Namun, dia tidak bisa memungkiri fakta bahwa beriklan di televisi memang dinilai lebih tepat untuk meningkatkan awareness konsumen. Terlebih, dengan jumlah populasi 250 juta orang Indonesia bakal lebih cepat bila memasarkan iklan di televisi.

“Iklan di televisi memang lebih banyak menyasar target konsumen, namun karena banyaknya itu jadi tidak bisa menjangkau target secara spesifik.”

Facebook memiliki data dan bisa membaca kebiasaan penggunanya. Dengan demikian, pengiklan bisa mengetahui dengan jelas siapa target konsumennya. Bujet investasi yang akan dikucurkan pun akan jauh lebih efisien.

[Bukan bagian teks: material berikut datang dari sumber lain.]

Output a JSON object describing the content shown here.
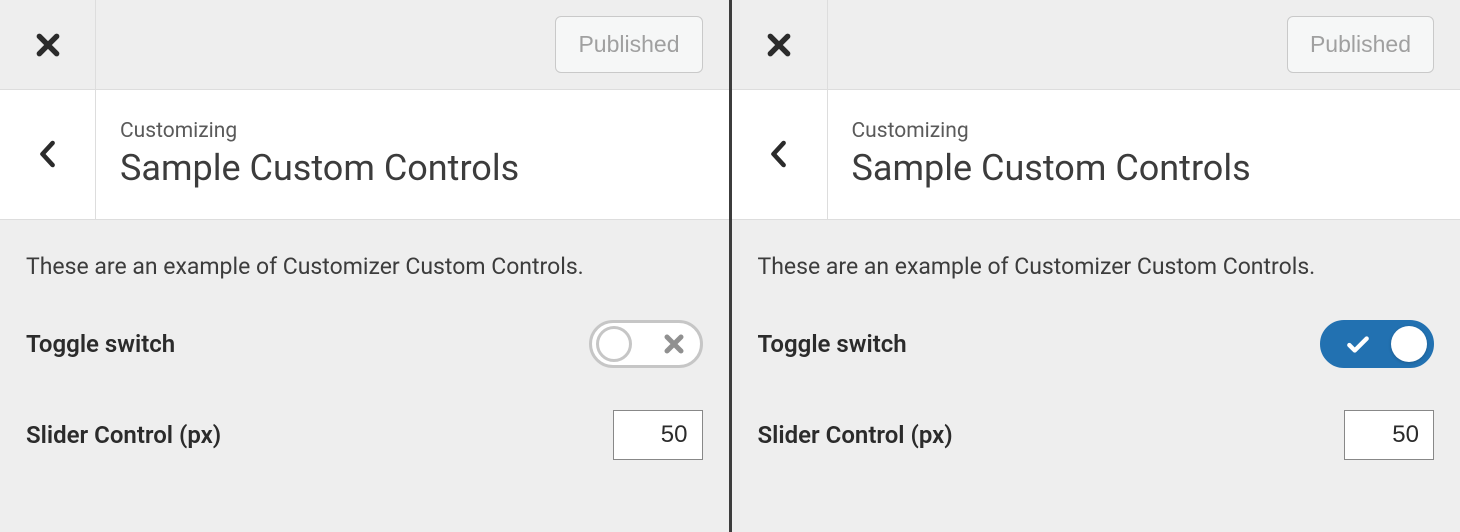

“Facebook bisa meningkatkan jangkauan iklan. Dengan menggabungkan iklan televisi dengan Facebook, maka jangkauan akan lebih dalam dan investasi akan lebih bagus.”

BlackBerry Messenger mulai bertransformasi

Tak hanya media sosial Facebook yang bisa dipilih pengiklan untuk iklan mobile, BlackBerry Messenger (BBM) pun juga mulai bertransformasi memberikan layanan iklan mobile. Krishnadeep Baruah, Vice President Sales BlackBerry Messenger (BBM) APAC, mengatakan sejumlah perubahan yang lebih friendly dalam ekosistem BBM mulai dari fitur banner, native ads, push messages, dan tombol buy now.

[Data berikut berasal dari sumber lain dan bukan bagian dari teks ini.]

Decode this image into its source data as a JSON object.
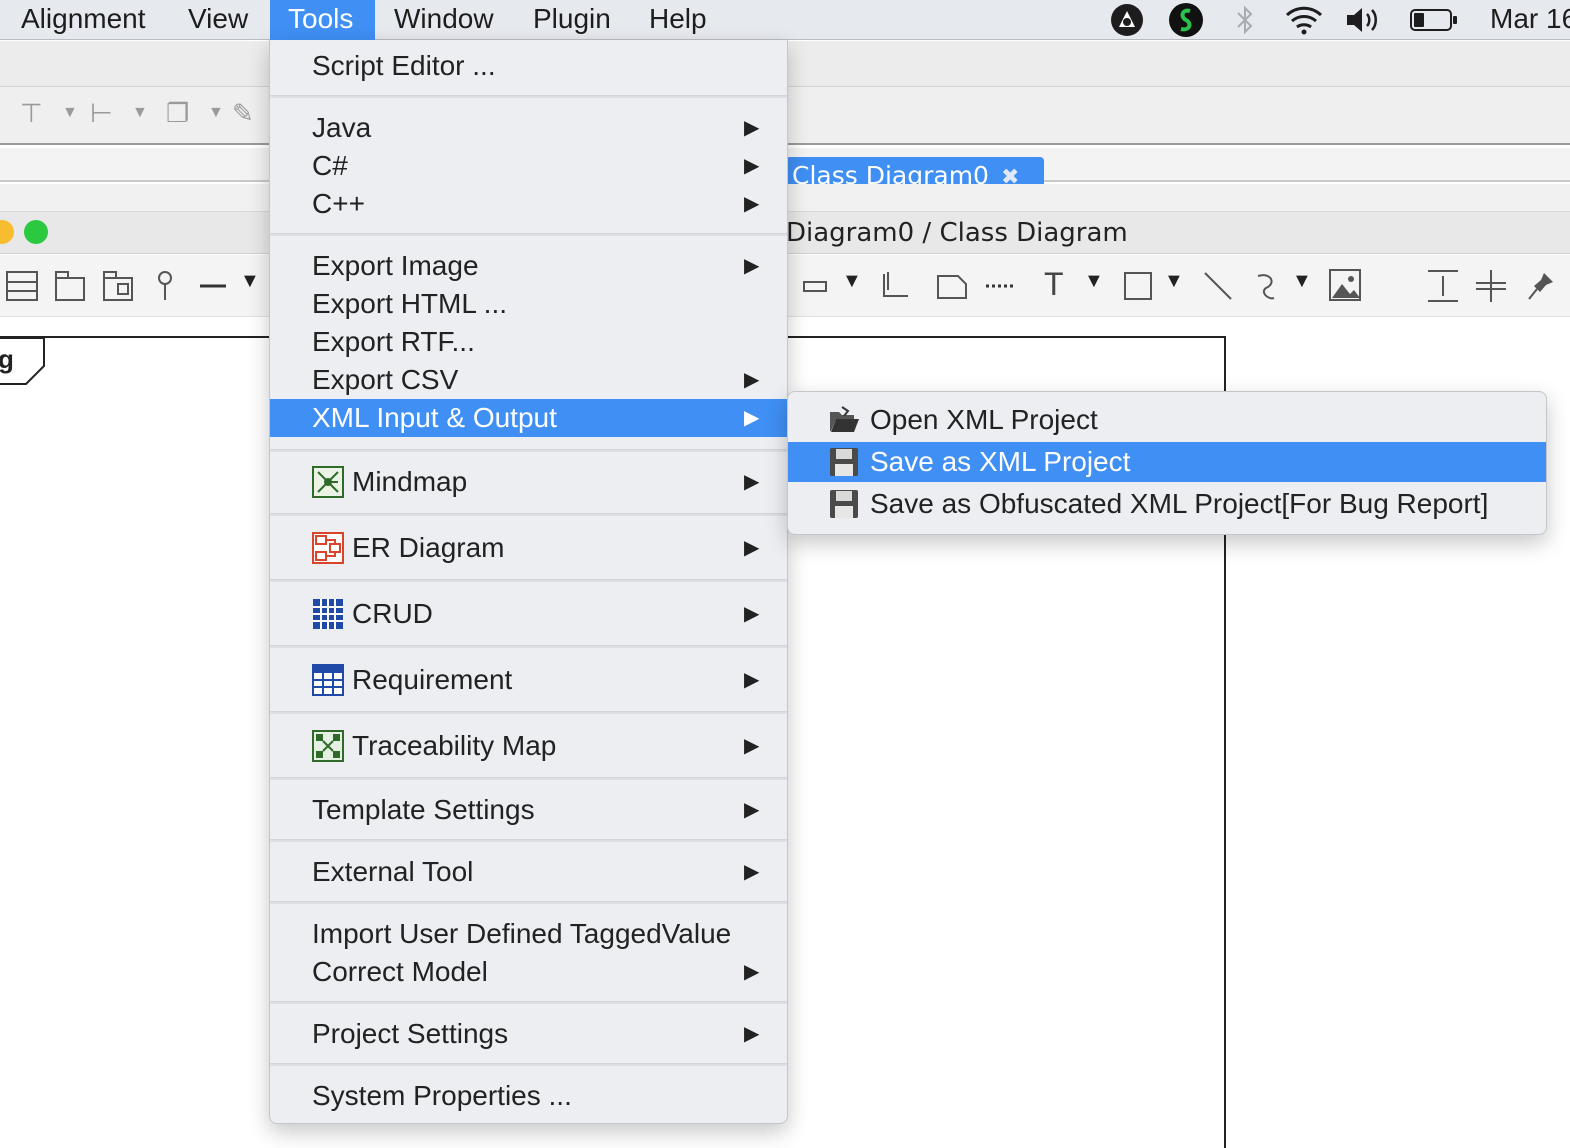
{
  "menubar": {
    "items": [
      {
        "label": "Alignment"
      },
      {
        "label": "View"
      },
      {
        "label": "Tools"
      },
      {
        "label": "Window"
      },
      {
        "label": "Plugin"
      },
      {
        "label": "Help"
      }
    ],
    "clock": "Mar 16",
    "status_icons": [
      "app-icon",
      "app-icon-green",
      "bluetooth-icon",
      "wifi-icon",
      "volume-icon",
      "battery-icon"
    ]
  },
  "tab": {
    "label": "Class Diagram0",
    "close": "✖"
  },
  "window": {
    "title": "Diagram0 / Class Diagram"
  },
  "canvas": {
    "frame_tag": "g"
  },
  "tools_menu": {
    "items": [
      {
        "label": "Script Editor ..."
      },
      {
        "label": "Java",
        "submenu": true
      },
      {
        "label": "C#",
        "submenu": true
      },
      {
        "label": "C++",
        "submenu": true
      },
      {
        "label": "Export Image",
        "submenu": true
      },
      {
        "label": "Export HTML ..."
      },
      {
        "label": "Export RTF..."
      },
      {
        "label": "Export CSV",
        "submenu": true
      },
      {
        "label": "XML Input & Output",
        "submenu": true,
        "highlighted": true
      },
      {
        "label": "Mindmap",
        "submenu": true,
        "icon": "mindmap-icon"
      },
      {
        "label": "ER Diagram",
        "submenu": true,
        "icon": "er-diagram-icon"
      },
      {
        "label": "CRUD",
        "submenu": true,
        "icon": "crud-icon"
      },
      {
        "label": "Requirement",
        "submenu": true,
        "icon": "requirement-icon"
      },
      {
        "label": "Traceability Map",
        "submenu": true,
        "icon": "traceability-map-icon"
      },
      {
        "label": "Template Settings",
        "submenu": true
      },
      {
        "label": "External Tool",
        "submenu": true
      },
      {
        "label": "Import User Defined TaggedValue"
      },
      {
        "label": "Correct Model",
        "submenu": true
      },
      {
        "label": "Project Settings",
        "submenu": true
      },
      {
        "label": "System Properties ..."
      }
    ],
    "arrow": "▶"
  },
  "xml_submenu": {
    "items": [
      {
        "label": "Open XML Project",
        "icon": "folder-open-icon"
      },
      {
        "label": "Save as XML Project",
        "icon": "floppy-disk-icon",
        "highlighted": true
      },
      {
        "label": "Save as Obfuscated XML Project[For Bug Report]",
        "icon": "floppy-disk-icon"
      }
    ]
  },
  "colors": {
    "accent": "#3f8ff4",
    "menu_bg": "#eceef2",
    "traffic_yellow": "#f6be2f",
    "traffic_green": "#2ac940"
  }
}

Berbagai pengiklan dari berbagai sektor pun bisa memilih BBM sebagai alternatif, misalnya perusahaan game, marketplace, berita online, dan video. Dia membeberkan data pengguna BBM dari smartphone yang terdaftar di Indonesia mencapai 110 juta orang. Sementara dari segi pengunjung BBM Shop sebesar 172 juta orang, pengiklan BBM per harinya menyentuh angka 1,5 miliar, BBM channel yang sudah tersebar mencapai 670 ribu channel, dan jumlah pesan yang terkirim di BBM per harinya mencapai 16,7 miliar pesan.

“Perubahan aplikasi messaging bakal melesat ke depannya. Di BBM kami memulai transformasi mulai dari perubahan konten, menambahkan fitur stiker, subscription, top picks, games, music, dan voucher. Tujuan akhirnya ingin menjadikan BBM sebagai jalur alternatif iklan mobile, sebab kami memiliki database pengguna BBM yang lengkap sesuai perilaku mereka,” pungkas Baruah.